We won everything but the Stanley Cup. Every honor but the highest.
For a writer, this is like having a great manuscript that you love. You're ready to conquer the world. Someone, an agent or publisher, loves your query. Reads your manuscript. But... "It's just not there yet."
You spend forever thinking about your failure, dissecting every word in the rejection. Thinking about every move and how, maybe if you'd tied your left shoe first instead of your right that day, the outcome might've been different. You're thinking you're just not good enough.
Well, maybe you're not good enough -- yet.
The Canucks are going to take the summer off to chill, refocus, shoot pucks on their home rinks.

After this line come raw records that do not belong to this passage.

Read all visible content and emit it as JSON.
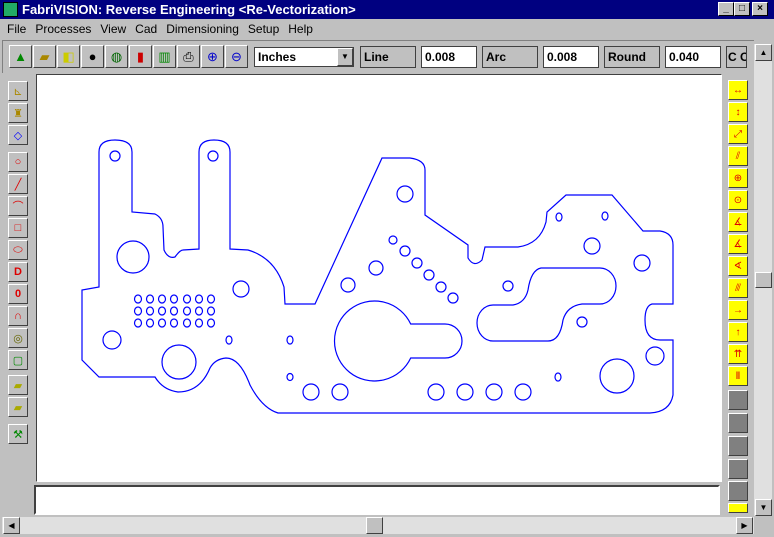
{
  "window": {
    "title": "FabriVISION: Reverse Engineering <Re-Vectorization>",
    "minimize": "_",
    "maximize": "□",
    "close": "×"
  },
  "menu": [
    "File",
    "Processes",
    "View",
    "Cad",
    "Dimensioning",
    "Setup",
    "Help"
  ],
  "toolbar": {
    "icons": [
      "triangle-tool-icon",
      "open-folder-icon",
      "copy-icon",
      "dark-circle-icon",
      "scanner-icon",
      "bar-chart-color-icon",
      "bar-chart-icon",
      "printer-icon",
      "zoom-in-icon",
      "zoom-out-icon"
    ],
    "units": "Inches",
    "line_label": "Line",
    "line_value": "0.008",
    "arc_label": "Arc",
    "arc_value": "0.008",
    "round_label": "Round",
    "round_value": "0.040",
    "cc_label": "C C"
  },
  "left_tools": [
    "axis-tool",
    "brush-tool",
    "diamond-tool",
    "circle-tool",
    "line-tool",
    "arc-tool",
    "rectangle-tool",
    "slot-tool",
    "d-shape-tool",
    "double-d-tool",
    "arch-tool",
    "ring-tool",
    "box-points-tool",
    "eraser-tool",
    "eraser-points-tool",
    "hammer-tool"
  ],
  "right_tools": [
    "horizontal-dimension",
    "vertical-dimension",
    "aligned-dimension",
    "parallel-dimension",
    "diameter-dimension",
    "radius-dimension",
    "angle-dimension-1",
    "angle-dimension-2",
    "angle-dimension-3",
    "chamfer-dimension",
    "baseline-horizontal",
    "baseline-vertical",
    "ordinate-dimension",
    "profile-dimension",
    "disabled-1",
    "disabled-2",
    "disabled-3",
    "disabled-4",
    "disabled-5",
    "car-dimension"
  ],
  "colors": {
    "titlebar": "#000080",
    "drawing": "#0000ff",
    "tool_yellow": "#ffff00"
  }
}
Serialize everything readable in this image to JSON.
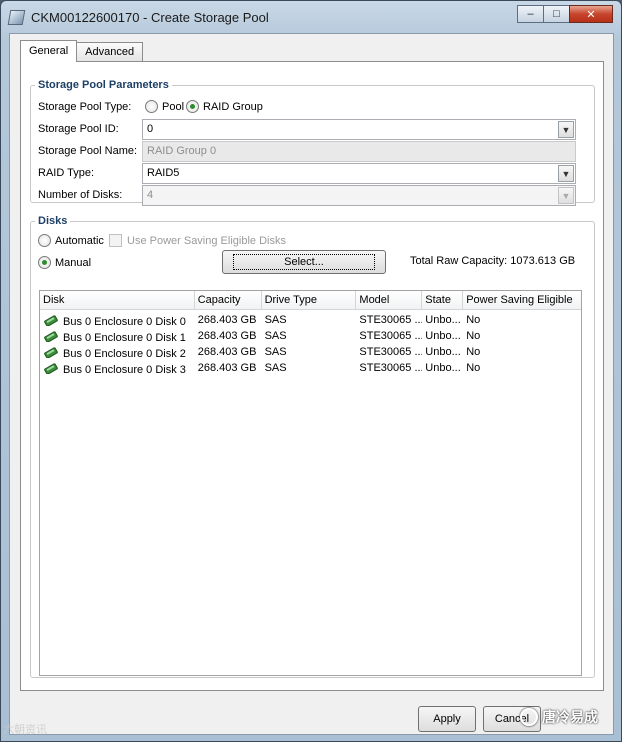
{
  "window": {
    "title": "CKM00122600170 - Create Storage Pool",
    "caption_buttons": {
      "minimize": "–",
      "maximize": "□",
      "close": "✕"
    }
  },
  "tabs": [
    {
      "label": "General",
      "active": true
    },
    {
      "label": "Advanced",
      "active": false
    }
  ],
  "parameters": {
    "legend": "Storage Pool Parameters",
    "pool_type_label": "Storage Pool Type:",
    "pool_type_options": [
      {
        "label": "Pool",
        "selected": false
      },
      {
        "label": "RAID Group",
        "selected": true
      }
    ],
    "pool_id_label": "Storage Pool ID:",
    "pool_id_value": "0",
    "pool_name_label": "Storage Pool Name:",
    "pool_name_value": "RAID Group 0",
    "raid_type_label": "RAID Type:",
    "raid_type_value": "RAID5",
    "num_disks_label": "Number of Disks:",
    "num_disks_value": "4"
  },
  "disks": {
    "legend": "Disks",
    "automatic_label": "Automatic",
    "power_saving_label": "Use Power Saving Eligible Disks",
    "manual_label": "Manual",
    "select_button": "Select...",
    "total_capacity": "Total Raw Capacity: 1073.613 GB",
    "columns": [
      "Disk",
      "Capacity",
      "Drive Type",
      "Model",
      "State",
      "Power Saving Eligible"
    ],
    "rows": [
      [
        "Bus 0 Enclosure 0 Disk 0",
        "268.403 GB",
        "SAS",
        "STE30065 ...",
        "Unbo...",
        "No"
      ],
      [
        "Bus 0 Enclosure 0 Disk 1",
        "268.403 GB",
        "SAS",
        "STE30065 ...",
        "Unbo...",
        "No"
      ],
      [
        "Bus 0 Enclosure 0 Disk 2",
        "268.403 GB",
        "SAS",
        "STE30065 ...",
        "Unbo...",
        "No"
      ],
      [
        "Bus 0 Enclosure 0 Disk 3",
        "268.403 GB",
        "SAS",
        "STE30065 ...",
        "Unbo...",
        "No"
      ]
    ]
  },
  "buttons": {
    "apply": "Apply",
    "cancel": "Cancel"
  },
  "watermarks": {
    "left": "六朝资讯",
    "right": "唐冷易成"
  },
  "colors": {
    "legend": "#1e3f66",
    "radio_selected": "#2d8c2d",
    "disk_icon": "#3a8a3a"
  }
}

It's not going to be easy for them, working their whole lives to get to that Stanley Cup game and losing it in front of their home crowd, but they will bounce back. They'll be even better next season.
And so you, writer, will be even better in your next manuscript.
With practice, we get better, whether we're talking hockey or writing. If you keep working, keep up that passion, being so close to achieving that goal -- whether it's a 'yes' from an agent or a Stanley Cup -- will happen again.
And next time? You're going to win it big.
P.S. - Me and mine are all safe after the riots in downtown Vancouver after the game. I'm trying to think of the words to describe my dismay and embarrassment after what happened. It's just ridiculous, and I just want to say that no true Canucks fan behaves like that.
Great post, and, though I don't follow sports, I like the analogy. Even with all the bad days, it's important to keep fighting. Thanks for the pick-me-up.
ReplyDelete<3 Gina Blechman
Watching that game, I felt so bad for the Canucks. I feel bad for the people in Vancouver, though the riots were a bit crazy. I love how you related Game 7 to writing, awesome post. :)
ReplyDeleteThanks guys :)
ReplyDeleteI feel bad for them, too. The list of injuries just came out. I can only think of one player off the top of my head that wasn't playing hurt, and the most minor injury was a couple broken fingers - there were bruised ACLs, hip injuries, shoulder injuries, groin, foot... you name it. Plus my favourite guy Mason Raymond's broken back. Game 7 would have been a very different story without 90% of the team being hurt.